Sports Hero Day on BYU Campus

BYU basketball player Jonathan Tavernari was one of the BYU student-athletes to participate in Sports Hero Day. (Photo by Jaren Wilkey/BYU Photo)

PROVO -- In the eyes of many children BYU student-athletes are looked up to as heroes.

During Sports Hero Day on Thursday, Jan. 8, Cougar athletes witnessed the admiration in the eyes of 1,000 sixth graders who visited BYU to meet their sports heroes. Athletes from every BYU sport, with the exception those currently on the road, played host to their young visitors, speaking in workshops and welcoming the children off the school buses.

“The program was put on by the Center for Service and Learning,” Program Director Jacob Blickenstaff said. “It’s great of the athletes to share their experiences with the sixth graders.”

The children took tours of many of the BYU facilities including a quick stop by the football offices. They attended workshops hosted by BYU athletes from 10 a.m. to noon, where athletes shared principles on time management, goal setting and honesty.

“It is nice to be role models and show children what can happen if they work hard,” BYU softball player Monica Gonzales said. “A lot of kids look up to us and want to be like us, they will say ‘I want to play softball just like you.’”

After the athletes shared their experiences about what principles it takes to succeed both on and off the field, the fun continued for sixth graders and athletes alike. The group crammed into the Smith Field House for a 45-minute Power Rally.

BYU Cheerleaders greeted the group with “B-Y-U” chants before Cosmo, BYU’s mascot, appeared. Cosmo rallied the crowd by giving the young students high fives before a highlight video was shared with the sixth graders.

The young faces looked on in awe at the hard work and accomplishments of BYU student-athletes shown in the video. As the highlights came to a close, Cougar Basketball player Jonathan Tavernari stood behind the podium ready to address the sixth graders.

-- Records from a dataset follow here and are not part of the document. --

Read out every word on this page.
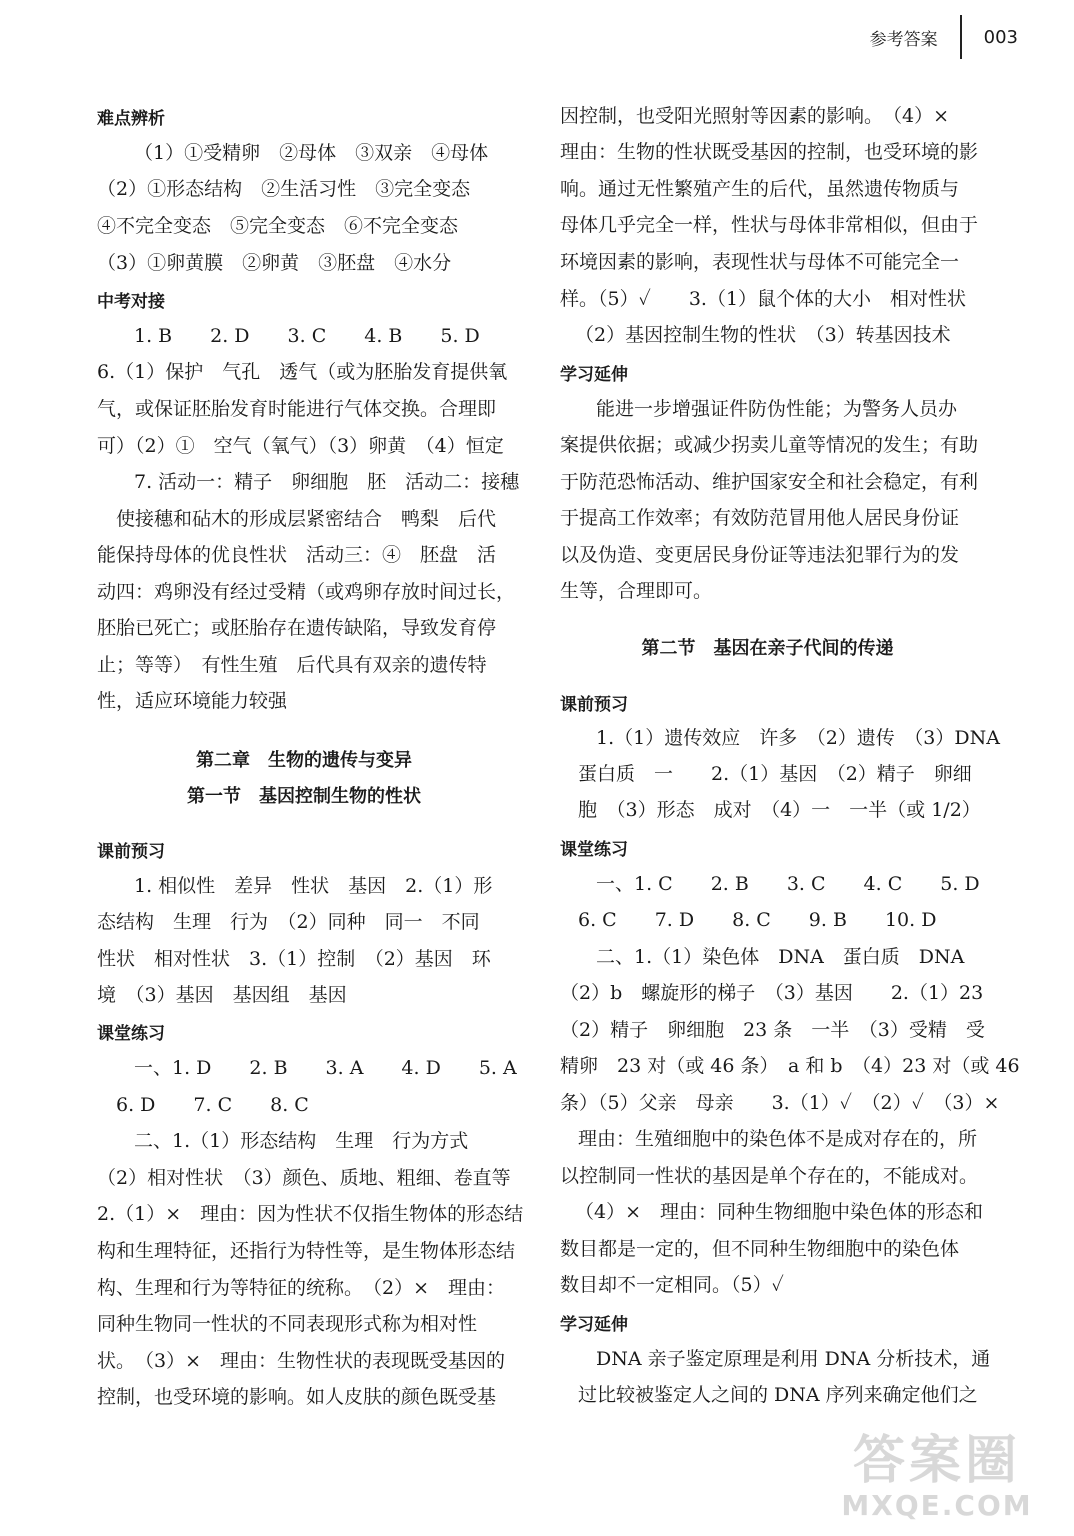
参考答案	003
难点辨析
（1）①受精卵　②母体　③双亲　④母体
（2）①形态结构　②生活习性　③完全变态
④不完全变态　⑤完全变态　⑥不完全变态
（3）①卵黄膜　②卵黄　③胚盘　④水分
中考对接
1. B　　2. D　　3. C　　4. B　　5. D
6.（1）保护　气孔　透气（或为胚胎发育提供氧
气，或保证胚胎发育时能进行气体交换。合理即
可）（2）①　空气（氧气）（3）卵黄　（4）恒定
7. 活动一：精子　卵细胞　胚　活动二：接穗
使接穗和砧木的形成层紧密结合　鸭梨　后代
能保持母体的优良性状　活动三：④　胚盘　活
动四：鸡卵没有经过受精（或鸡卵存放时间过长，
胚胎已死亡；或胚胎存在遗传缺陷，导致发育停
止；等等）　有性生殖　后代具有双亲的遗传特
性，适应环境能力较强
第二章　生物的遗传与变异
第一节　基因控制生物的性状
课前预习
1. 相似性　差异　性状　基因　2.（1）形
态结构　生理　行为　（2）同种　同一　不同
性状　相对性状　3.（1）控制　（2）基因　环
境　（3）基因　基因组　基因
课堂练习
一、1. D　　2. B　　3. A　　4. D　　5. A
6. D　　7. C　　8. C
二、1.（1）形态结构　生理　行为方式
（2）相对性状　（3）颜色、质地、粗细、卷直等
2.（1）×　理由：因为性状不仅指生物体的形态结
构和生理特征，还指行为特性等，是生物体形态结
构、生理和行为等特征的统称。　（2）×　理由：
同种生物同一性状的不同表现形式称为相对性
状。　（3）×　理由：生物性状的表现既受基因的
控制，也受环境的影响。如人皮肤的颜色既受基
因控制，也受阳光照射等因素的影响。　（4）×
理由：生物的性状既受基因的控制，也受环境的影
响。通过无性繁殖产生的后代，虽然遗传物质与
母体几乎完全一样，性状与母体非常相似，但由于
环境因素的影响，表现性状与母体不可能完全一
样。（5）✓　　3.（1）鼠个体的大小　相对性状
（2）基因控制生物的性状　（3）转基因技术
学习延伸
能进一步增强证件防伪性能；为警务人员办
案提供依据；或减少拐卖儿童等情况的发生；有助
于防范恐怖活动、维护国家安全和社会稳定，有利
于提高工作效率；有效防范冒用他人居民身份证
以及伪造、变更居民身份证等违法犯罪行为的发
生等，合理即可。
第二节　基因在亲子代间的传递
课前预习
1.（1）遗传效应　许多　（2）遗传　（3）DNA
蛋白质　一　　2.（1）基因　（2）精子　卵细
胞　（3）形态　成对　（4）一　一半（或 1/2）
课堂练习
一、1. C　　2. B　　3. C　　4. C　　5. D
6. C　　7. D　　8. C　　9. B　　10. D
二、1.（1）染色体　DNA　蛋白质　DNA
（2）b　螺旋形的梯子　（3）基因　　2.（1）23
（2）精子　卵细胞　23 条　一半　（3）受精　受
精卵　23 对（或 46 条）　a 和 b　（4）23 对（或 46
条）（5）父亲　母亲　　3.（1）✓　（2）✓　（3）×
理由：生殖细胞中的染色体不是成对存在的，所
以控制同一性状的基因是单个存在的，不能成对。
（4）×　理由：同种生物细胞中染色体的形态和
数目都是一定的，但不同种生物细胞中的染色体
数目却不一定相同。（5）✓
学习延伸
DNA 亲子鉴定原理是利用 DNA 分析技术，通
过比较被鉴定人之间的 DNA 序列来确定他们之
答案圈
MXQE.COM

The 6-foot-6 Brazil native towered over the children seated on the floor, but his candid demeanor showed the children that they were in fact, his equals.

“It’s a honor for us to spend time with you and to thank you,” Tavernari said. “We appreciate the love and support you give us.”

He continued on by reflecting on the position of a role model.

“It’s a chance for us to be examples and to see how what we do affects you,” Tavernari concluded.

BYU football running back Harvey Unga also took the opportunity to share a story about his sports heroes during the Power Rally.

“My sports heroes are my mom and my dad,” Unga explained. “My mom was always there for me in school and she pushed me when I struggled. My dad was there for me in sports.”

Unga explained to the sixth graders that his parents helped him to succeed and that there is value in looking for support from parents. He concluded with an inspiration note on working hard to achieve anything.

“Always aim high,” Unga said. “Nothing good comes easy.”

Tom Holmoe, BYU Athletics Director, was the final speaker at the Power Rally.

“I hope today that you have heroes and they inspire you to become what you want to be,” Holmoe said.

He discussed the concept of putting together a personal hall of fame with people who inspire the children on an intimate level, people who they can look to as heroes.

“Remember who is in your hall of fame when you need inspiration,” Holmoe stated.

But before the rally was over, Holmoe challenged the children to become heroes and to avoid the pitfalls that can take them away from that path.

“You can be a hero,” He said. “You might not be an Olympian or a collegiate athlete – But you can be a hero. You’ve got to stay on track because there are a lot of distractions that will prohibit you from becoming a hero to someone else.”

As the athletes gathered in a high-five line while the children exited and headed back to school, the sixth graders’ eyes beamed with admiration when they said their final good byes to their sports heroes.